Но Кэсл просто не мог сидеть на месте – он взял книгу и снова ее положил; пошел на кухню, где Анна варила суп. Она сказала:
– Дзинь-дзинь-дзинь. – Но это было уже не смешно.
Кэсл вернулся к окну – снова повалил снег. Когда наконец раздался стук в дверь, у него было такое чувство, что он прождал не один час. Борис протянул ему полиэтиленовый пакет из беспошлинного магазина. Он сказал:
– Сара просила раздобыть тебе «Джи-энд-Би». Одну бутылку от нее и одну от Сэма.
– Так в чем же сложности? – спросил Кэсл.
– Дай мне хотя бы раздеться.
– Ты действительно видел ее?
– Я говорил с ней по телефону. Из автомата. Она в провинции, у твоей матери.
– Я знаю.
– Было бы несколько странно, если бы я явился к ней туда.
– Тогда откуда же тебе известно, что она здорова?
– Она мне так сказала.
– А голос у нее звучал нормально?
– Да, да, Морис. Я уверен…
– В чем все-таки сложности? Меня же вывезли.
– Это было очень просто. Фальшивый паспорт, махинация со слепцом и маленькая мистификация, которую мы устроили у паспортного контроля, когда тебя проводила мимо него стюардесса «Эр-Франс». Мужчина, похожий на тебя. Направлялся в Прагу. Паспорт у него был не совсем в порядке…

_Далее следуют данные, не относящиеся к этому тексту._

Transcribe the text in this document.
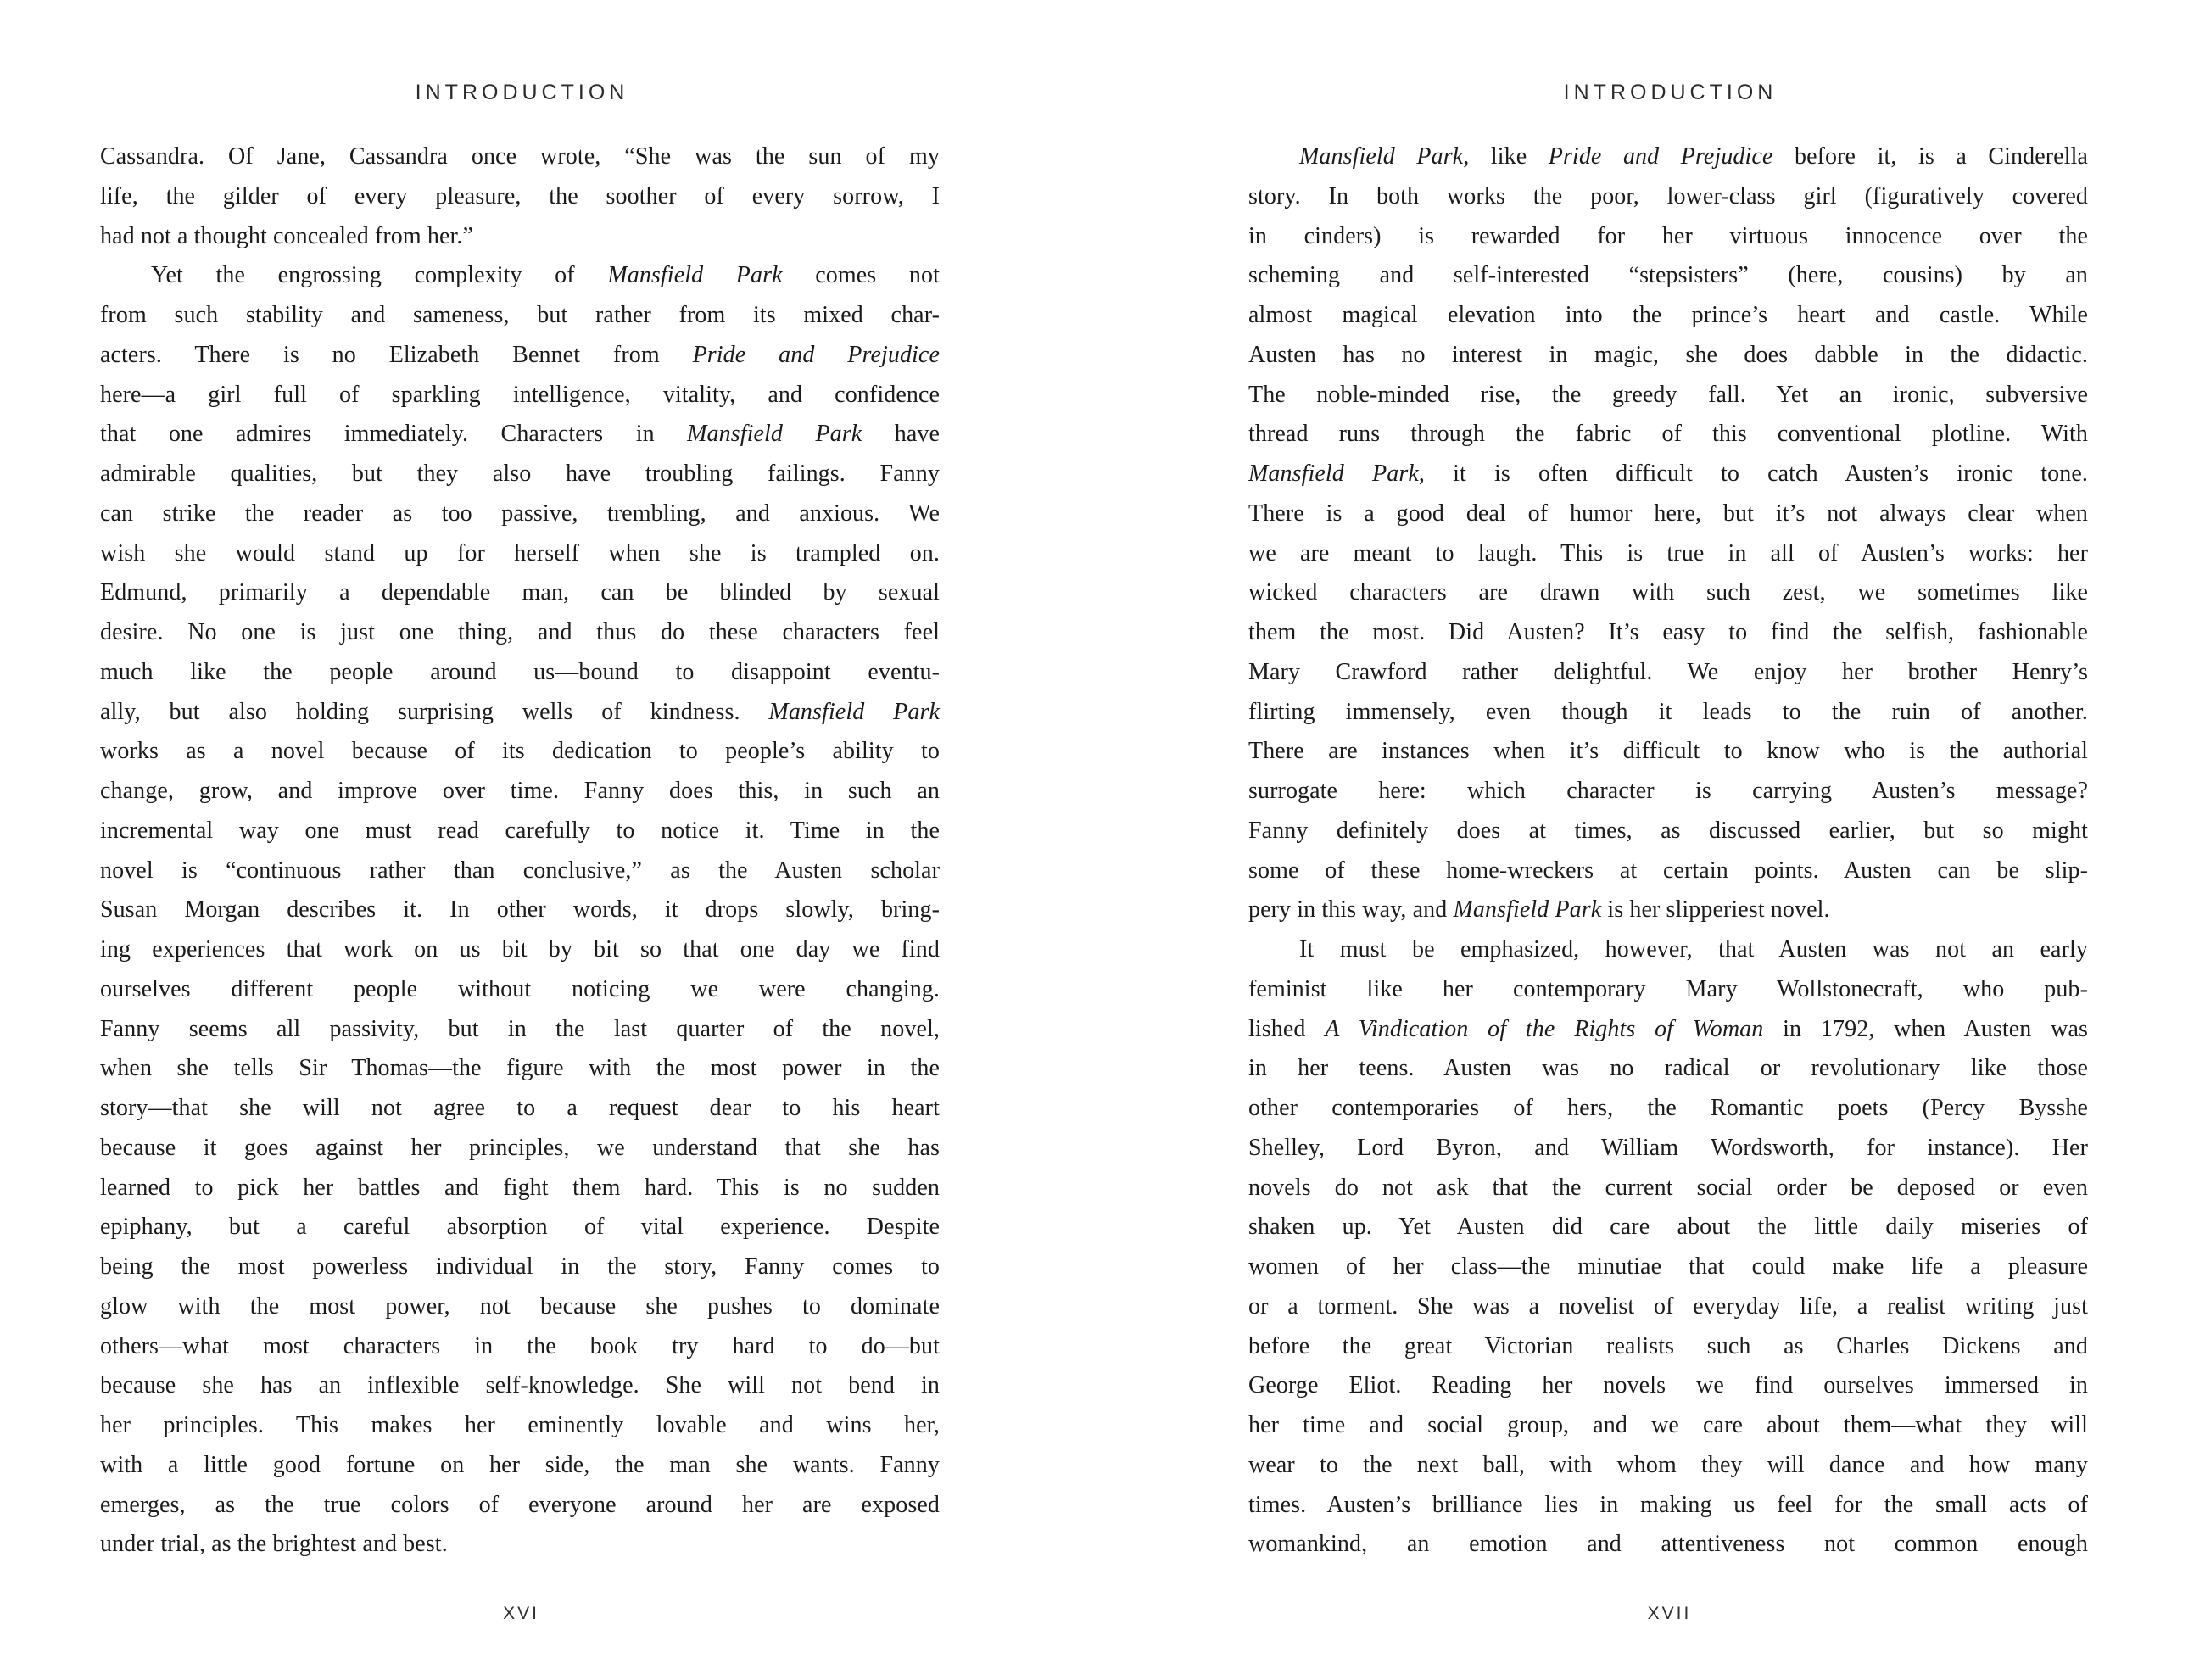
INTRODUCTION
Cassandra. Of Jane, Cassandra once wrote, “She was the sun of my
life, the gilder of every pleasure, the soother of every sorrow, I
had not a thought concealed from her.”
Yet the engrossing complexity of Mansfield Park comes not
from such stability and sameness, but rather from its mixed char-
acters. There is no Elizabeth Bennet from Pride and Prejudice
here—a girl full of sparkling intelligence, vitality, and confidence
that one admires immediately. Characters in Mansfield Park have
admirable qualities, but they also have troubling failings. Fanny
can strike the reader as too passive, trembling, and anxious. We
wish she would stand up for herself when she is trampled on.
Edmund, primarily a dependable man, can be blinded by sexual
desire. No one is just one thing, and thus do these characters feel
much like the people around us—bound to disappoint eventu-
ally, but also holding surprising wells of kindness. Mansfield Park
works as a novel because of its dedication to people’s ability to
change, grow, and improve over time. Fanny does this, in such an
incremental way one must read carefully to notice it. Time in the
novel is “continuous rather than conclusive,” as the Austen scholar
Susan Morgan describes it. In other words, it drops slowly, bring-
ing experiences that work on us bit by bit so that one day we find
ourselves different people without noticing we were changing.
Fanny seems all passivity, but in the last quarter of the novel,
when she tells Sir Thomas—the figure with the most power in the
story—that she will not agree to a request dear to his heart
because it goes against her principles, we understand that she has
learned to pick her battles and fight them hard. This is no sudden
epiphany, but a careful absorption of vital experience. Despite
being the most powerless individual in the story, Fanny comes to
glow with the most power, not because she pushes to dominate
others—what most characters in the book try hard to do—but
because she has an inflexible self-knowledge. She will not bend in
her principles. This makes her eminently lovable and wins her,
with a little good fortune on her side, the man she wants. Fanny
emerges, as the true colors of everyone around her are exposed
under trial, as the brightest and best.
XVI
INTRODUCTION
Mansfield Park, like Pride and Prejudice before it, is a Cinderella
story. In both works the poor, lower-class girl (figuratively covered
in cinders) is rewarded for her virtuous innocence over the
scheming and self-interested “stepsisters” (here, cousins) by an
almost magical elevation into the prince’s heart and castle. While
Austen has no interest in magic, she does dabble in the didactic.
The noble-minded rise, the greedy fall. Yet an ironic, subversive
thread runs through the fabric of this conventional plotline. With
Mansfield Park, it is often difficult to catch Austen’s ironic tone.
There is a good deal of humor here, but it’s not always clear when
we are meant to laugh. This is true in all of Austen’s works: her
wicked characters are drawn with such zest, we sometimes like
them the most. Did Austen? It’s easy to find the selfish, fashionable
Mary Crawford rather delightful. We enjoy her brother Henry’s
flirting immensely, even though it leads to the ruin of another.
There are instances when it’s difficult to know who is the authorial
surrogate here: which character is carrying Austen’s message?
Fanny definitely does at times, as discussed earlier, but so might
some of these home-wreckers at certain points. Austen can be slip-
pery in this way, and Mansfield Park is her slipperiest novel.
It must be emphasized, however, that Austen was not an early
feminist like her contemporary Mary Wollstonecraft, who pub-
lished A Vindication of the Rights of Woman in 1792, when Austen was
in her teens. Austen was no radical or revolutionary like those
other contemporaries of hers, the Romantic poets (Percy Bysshe
Shelley, Lord Byron, and William Wordsworth, for instance). Her
novels do not ask that the current social order be deposed or even
shaken up. Yet Austen did care about the little daily miseries of
women of her class—the minutiae that could make life a pleasure
or a torment. She was a novelist of everyday life, a realist writing just
before the great Victorian realists such as Charles Dickens and
George Eliot. Reading her novels we find ourselves immersed in
her time and social group, and we care about them—what they will
wear to the next ball, with whom they will dance and how many
times. Austen’s brilliance lies in making us feel for the small acts of
womankind, an emotion and attentiveness not common enough
XVII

– Ты так и не сказал мне, в чем сложности.
– Мы всегда считали, что, когда ты благополучно доберешься сюда, они не станут мешать Саре воссоединиться с тобой.

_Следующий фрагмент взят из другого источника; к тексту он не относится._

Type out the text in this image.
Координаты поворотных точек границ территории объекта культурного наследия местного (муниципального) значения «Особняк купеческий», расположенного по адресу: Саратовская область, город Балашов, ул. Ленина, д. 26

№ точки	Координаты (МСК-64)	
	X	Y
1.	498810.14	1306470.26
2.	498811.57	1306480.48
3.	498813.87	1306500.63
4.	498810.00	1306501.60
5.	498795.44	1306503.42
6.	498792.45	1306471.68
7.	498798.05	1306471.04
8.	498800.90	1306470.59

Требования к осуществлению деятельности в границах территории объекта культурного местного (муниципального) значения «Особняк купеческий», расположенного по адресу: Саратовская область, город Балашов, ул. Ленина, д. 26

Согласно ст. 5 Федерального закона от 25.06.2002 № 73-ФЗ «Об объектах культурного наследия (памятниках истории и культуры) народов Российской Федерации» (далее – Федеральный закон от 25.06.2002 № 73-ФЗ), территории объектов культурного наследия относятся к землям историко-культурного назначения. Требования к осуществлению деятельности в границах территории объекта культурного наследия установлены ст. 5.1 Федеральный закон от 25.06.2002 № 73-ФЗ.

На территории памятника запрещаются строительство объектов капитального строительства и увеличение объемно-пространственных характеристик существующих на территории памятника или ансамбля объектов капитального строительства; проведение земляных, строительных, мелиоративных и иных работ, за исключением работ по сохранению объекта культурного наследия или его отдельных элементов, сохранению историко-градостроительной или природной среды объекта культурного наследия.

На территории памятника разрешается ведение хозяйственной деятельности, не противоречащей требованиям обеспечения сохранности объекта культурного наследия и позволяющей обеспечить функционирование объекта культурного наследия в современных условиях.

– Они и не могут ей помешать.
– У Сэма нет паспорта. Вам надо было записать его в паспорт матери. Похоже, может потребоваться уйма времени, чтобы все утрясти. И еще одно: твои люди намекнули, что, если Сара попытается покинуть страну, ее арестуют за соучастие. Она была другом Карсона, она была твоим агентом в Йоханнесбурге… Дорогой мой Морис, все, боюсь, совсем не так просто.
– Ты же обещал.
– Я знаю, что мы обещали. Искренне. Еще и сейчас можно было бы вывезти ее, если бы она оставила там сына, но она говорит, что не пойдет на это. Ему нелегко в школе. Нелегко жить с твоей матерью.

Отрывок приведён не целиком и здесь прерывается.